President Joe Biden’s budget proposal to “reduce mining activity” might eventually subject crypto miners in the United States to a 30% tax on their electricity expenditures.
The Department of the Treasury’s supplementary budget explainer paper, published on March 9, any business that employs resources, whether owned or leased, will be held accountable for an excise tax equal to 30% of the electricity expenses incurred in digital asset mining.
The proposal recommended that the tax be implemented from January 1st onwards, gradually phased in over a period of three years, with a yearly increment of 10%, until it reaches the maximum rate of 30% by the end of the third year.
The amount and type of electricity utilized and the value of that electricity must be reported by crypto miners. Crypto miners who obtain their electricity needs off-grid would still be subject to the tax and need to estimate the electricity expenses incurred by any “electricity generating plant.”
The Treasury justified the tax, citing the negative environmental effects caused by the energy consumption of crypto mining operations. Additionally, the operations increase electricity prices for others sharing the same grid, posing risks and uncertainties to local utilities and communities.

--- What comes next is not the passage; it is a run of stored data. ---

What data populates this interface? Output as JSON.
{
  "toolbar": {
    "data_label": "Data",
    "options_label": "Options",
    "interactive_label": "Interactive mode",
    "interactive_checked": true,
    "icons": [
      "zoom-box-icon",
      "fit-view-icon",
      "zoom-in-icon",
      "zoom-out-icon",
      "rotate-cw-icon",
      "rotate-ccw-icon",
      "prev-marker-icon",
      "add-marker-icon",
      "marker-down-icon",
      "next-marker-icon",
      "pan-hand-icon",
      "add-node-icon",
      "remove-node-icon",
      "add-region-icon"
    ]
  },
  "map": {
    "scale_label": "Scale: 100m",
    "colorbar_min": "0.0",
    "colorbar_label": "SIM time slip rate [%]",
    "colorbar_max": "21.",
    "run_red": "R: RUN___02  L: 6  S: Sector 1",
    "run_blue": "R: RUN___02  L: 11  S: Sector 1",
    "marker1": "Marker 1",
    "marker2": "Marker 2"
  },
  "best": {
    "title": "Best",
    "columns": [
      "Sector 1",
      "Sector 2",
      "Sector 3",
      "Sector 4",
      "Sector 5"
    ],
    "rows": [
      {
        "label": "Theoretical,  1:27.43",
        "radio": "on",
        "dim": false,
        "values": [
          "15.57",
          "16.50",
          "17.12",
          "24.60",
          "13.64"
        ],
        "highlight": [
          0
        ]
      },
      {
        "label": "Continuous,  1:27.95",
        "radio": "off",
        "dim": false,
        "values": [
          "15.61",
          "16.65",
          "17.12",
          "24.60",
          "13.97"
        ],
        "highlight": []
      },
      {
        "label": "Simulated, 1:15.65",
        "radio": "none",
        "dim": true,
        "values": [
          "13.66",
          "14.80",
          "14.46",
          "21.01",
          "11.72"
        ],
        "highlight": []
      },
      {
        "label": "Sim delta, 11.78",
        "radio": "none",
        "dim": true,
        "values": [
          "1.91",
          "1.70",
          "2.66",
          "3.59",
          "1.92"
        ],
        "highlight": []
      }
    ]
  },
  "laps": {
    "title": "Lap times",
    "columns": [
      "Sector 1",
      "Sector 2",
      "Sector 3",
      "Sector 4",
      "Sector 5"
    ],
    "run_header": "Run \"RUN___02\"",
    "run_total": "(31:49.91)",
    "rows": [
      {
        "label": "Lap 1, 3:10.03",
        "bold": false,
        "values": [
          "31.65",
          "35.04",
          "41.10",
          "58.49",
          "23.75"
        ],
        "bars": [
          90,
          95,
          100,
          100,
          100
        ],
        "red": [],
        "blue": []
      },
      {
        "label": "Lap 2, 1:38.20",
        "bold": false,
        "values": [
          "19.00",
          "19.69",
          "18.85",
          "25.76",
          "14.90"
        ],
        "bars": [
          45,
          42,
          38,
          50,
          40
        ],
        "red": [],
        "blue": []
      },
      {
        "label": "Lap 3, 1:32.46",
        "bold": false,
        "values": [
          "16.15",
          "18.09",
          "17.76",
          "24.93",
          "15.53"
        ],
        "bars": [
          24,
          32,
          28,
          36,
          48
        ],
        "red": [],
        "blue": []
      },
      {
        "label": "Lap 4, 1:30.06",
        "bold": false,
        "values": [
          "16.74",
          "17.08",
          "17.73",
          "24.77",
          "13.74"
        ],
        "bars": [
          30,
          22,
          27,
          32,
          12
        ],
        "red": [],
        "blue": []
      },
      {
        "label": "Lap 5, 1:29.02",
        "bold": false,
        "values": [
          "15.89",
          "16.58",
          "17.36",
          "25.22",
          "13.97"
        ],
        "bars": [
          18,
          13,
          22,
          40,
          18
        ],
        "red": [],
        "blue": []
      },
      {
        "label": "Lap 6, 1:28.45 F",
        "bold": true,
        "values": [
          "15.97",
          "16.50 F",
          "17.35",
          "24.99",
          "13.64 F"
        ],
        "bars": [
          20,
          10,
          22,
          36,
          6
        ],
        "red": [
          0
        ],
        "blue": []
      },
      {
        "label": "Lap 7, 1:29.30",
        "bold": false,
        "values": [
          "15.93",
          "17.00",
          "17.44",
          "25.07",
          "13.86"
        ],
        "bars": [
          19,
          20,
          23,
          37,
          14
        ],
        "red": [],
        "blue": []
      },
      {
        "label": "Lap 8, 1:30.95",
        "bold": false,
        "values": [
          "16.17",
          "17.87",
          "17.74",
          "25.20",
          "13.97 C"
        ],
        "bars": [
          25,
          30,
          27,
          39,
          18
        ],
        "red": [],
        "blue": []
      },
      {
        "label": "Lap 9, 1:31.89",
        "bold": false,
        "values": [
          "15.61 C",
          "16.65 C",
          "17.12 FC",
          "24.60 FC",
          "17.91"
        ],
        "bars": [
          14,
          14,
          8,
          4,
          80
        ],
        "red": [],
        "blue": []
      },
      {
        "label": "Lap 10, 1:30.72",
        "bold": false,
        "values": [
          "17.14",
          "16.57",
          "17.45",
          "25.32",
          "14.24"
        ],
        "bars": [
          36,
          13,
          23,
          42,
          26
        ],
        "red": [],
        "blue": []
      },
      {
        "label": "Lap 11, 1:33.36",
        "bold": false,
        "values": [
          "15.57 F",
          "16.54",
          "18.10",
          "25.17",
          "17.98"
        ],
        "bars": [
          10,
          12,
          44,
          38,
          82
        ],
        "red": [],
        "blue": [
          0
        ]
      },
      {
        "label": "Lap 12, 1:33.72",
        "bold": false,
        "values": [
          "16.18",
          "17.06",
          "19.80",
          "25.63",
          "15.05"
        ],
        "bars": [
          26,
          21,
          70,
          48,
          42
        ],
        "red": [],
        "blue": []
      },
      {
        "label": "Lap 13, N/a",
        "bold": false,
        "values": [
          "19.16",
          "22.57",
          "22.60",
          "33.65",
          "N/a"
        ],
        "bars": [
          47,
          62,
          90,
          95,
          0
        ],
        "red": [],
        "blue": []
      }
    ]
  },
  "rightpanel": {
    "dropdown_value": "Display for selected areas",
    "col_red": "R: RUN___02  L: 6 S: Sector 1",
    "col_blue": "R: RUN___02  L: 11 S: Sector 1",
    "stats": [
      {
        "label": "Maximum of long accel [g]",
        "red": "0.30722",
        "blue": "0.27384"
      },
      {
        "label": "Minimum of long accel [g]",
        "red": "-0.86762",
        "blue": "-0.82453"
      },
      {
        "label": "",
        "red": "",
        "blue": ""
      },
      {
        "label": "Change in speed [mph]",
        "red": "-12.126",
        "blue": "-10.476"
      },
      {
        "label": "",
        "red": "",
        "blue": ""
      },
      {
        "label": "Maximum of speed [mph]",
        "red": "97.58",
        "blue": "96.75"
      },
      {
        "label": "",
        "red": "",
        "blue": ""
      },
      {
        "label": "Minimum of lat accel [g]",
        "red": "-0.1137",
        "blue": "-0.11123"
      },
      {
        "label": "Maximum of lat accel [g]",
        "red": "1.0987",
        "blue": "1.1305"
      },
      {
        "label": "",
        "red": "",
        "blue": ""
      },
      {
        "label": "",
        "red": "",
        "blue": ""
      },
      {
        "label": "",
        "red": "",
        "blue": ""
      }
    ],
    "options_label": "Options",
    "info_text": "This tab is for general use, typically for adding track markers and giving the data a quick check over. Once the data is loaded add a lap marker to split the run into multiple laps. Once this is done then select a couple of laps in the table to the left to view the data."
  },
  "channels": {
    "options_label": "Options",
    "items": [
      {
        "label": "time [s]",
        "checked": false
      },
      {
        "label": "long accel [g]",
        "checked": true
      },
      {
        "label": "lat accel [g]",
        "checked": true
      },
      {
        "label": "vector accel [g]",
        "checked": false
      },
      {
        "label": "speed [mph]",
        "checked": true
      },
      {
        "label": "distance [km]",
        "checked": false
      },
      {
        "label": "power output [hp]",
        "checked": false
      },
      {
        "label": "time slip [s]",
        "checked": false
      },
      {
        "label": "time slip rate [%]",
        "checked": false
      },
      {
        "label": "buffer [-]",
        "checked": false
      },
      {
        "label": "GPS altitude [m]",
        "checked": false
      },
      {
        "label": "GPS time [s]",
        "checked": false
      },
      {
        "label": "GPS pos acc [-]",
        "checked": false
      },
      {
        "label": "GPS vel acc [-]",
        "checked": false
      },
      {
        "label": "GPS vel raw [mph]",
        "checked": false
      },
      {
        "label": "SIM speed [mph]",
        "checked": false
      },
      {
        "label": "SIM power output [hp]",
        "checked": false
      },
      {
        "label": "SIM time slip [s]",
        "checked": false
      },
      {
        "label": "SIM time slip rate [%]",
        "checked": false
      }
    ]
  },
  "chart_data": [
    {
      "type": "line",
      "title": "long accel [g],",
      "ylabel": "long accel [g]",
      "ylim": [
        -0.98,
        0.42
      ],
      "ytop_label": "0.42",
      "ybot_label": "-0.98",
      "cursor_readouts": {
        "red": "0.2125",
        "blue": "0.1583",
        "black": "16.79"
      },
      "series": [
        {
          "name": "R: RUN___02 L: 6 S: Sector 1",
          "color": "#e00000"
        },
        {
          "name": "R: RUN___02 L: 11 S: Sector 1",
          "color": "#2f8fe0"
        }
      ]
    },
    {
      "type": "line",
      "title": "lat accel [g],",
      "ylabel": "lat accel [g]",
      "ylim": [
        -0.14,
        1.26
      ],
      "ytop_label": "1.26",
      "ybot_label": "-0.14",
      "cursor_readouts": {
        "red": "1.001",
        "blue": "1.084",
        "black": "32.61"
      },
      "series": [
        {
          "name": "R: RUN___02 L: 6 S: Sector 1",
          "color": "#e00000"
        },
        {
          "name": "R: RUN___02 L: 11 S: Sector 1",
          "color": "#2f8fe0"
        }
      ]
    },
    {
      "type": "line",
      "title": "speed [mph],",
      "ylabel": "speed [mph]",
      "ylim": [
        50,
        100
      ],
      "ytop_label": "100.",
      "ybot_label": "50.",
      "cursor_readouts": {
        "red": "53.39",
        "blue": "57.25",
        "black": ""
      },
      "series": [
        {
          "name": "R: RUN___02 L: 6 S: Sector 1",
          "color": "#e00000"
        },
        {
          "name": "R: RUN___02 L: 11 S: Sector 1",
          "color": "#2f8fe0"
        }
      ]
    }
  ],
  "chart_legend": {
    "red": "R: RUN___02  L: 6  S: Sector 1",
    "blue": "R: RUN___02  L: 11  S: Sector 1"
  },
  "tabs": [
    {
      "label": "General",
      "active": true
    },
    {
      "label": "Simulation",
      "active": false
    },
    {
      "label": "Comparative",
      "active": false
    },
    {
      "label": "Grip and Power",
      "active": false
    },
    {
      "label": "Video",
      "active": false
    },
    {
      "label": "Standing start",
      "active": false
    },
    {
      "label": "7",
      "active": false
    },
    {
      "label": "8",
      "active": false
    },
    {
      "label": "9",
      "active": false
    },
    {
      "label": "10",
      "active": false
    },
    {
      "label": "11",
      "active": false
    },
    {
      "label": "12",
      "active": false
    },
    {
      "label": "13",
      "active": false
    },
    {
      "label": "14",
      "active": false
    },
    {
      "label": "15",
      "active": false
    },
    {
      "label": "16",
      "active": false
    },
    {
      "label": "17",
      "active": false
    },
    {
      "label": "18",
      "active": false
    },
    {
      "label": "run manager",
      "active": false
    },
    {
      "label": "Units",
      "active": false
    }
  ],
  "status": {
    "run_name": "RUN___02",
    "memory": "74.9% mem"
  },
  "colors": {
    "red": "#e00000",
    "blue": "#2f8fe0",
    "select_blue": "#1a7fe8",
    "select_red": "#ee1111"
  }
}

The Treasury believes that implementing an excise tax on electricity used by digital asset miners could potentially reduce mining activity, thus mitigating the associated environmental impacts and other adverse effects.
In a statement released on March 9, the White House confirmed claims that it intends to a tax plan for crypto transactions that, according to the administration, would generate $24 billion.
At present, the regulations enable individuals who invest in cryptocurrencies to sell their digital assets at a loss for tax-related purposes, a practice commonly referred to as tax-loss harvesting. The investors can then promptly repurchase the same cryptocurrencies.
Under the proposed new regulations, the tax laws governing crypto trading would align with those for stocks, disallowing the practice of tax-loss harvesting and immediate repurchase of the same cryptocurrencies, as it is prohibited under the wash sale rules.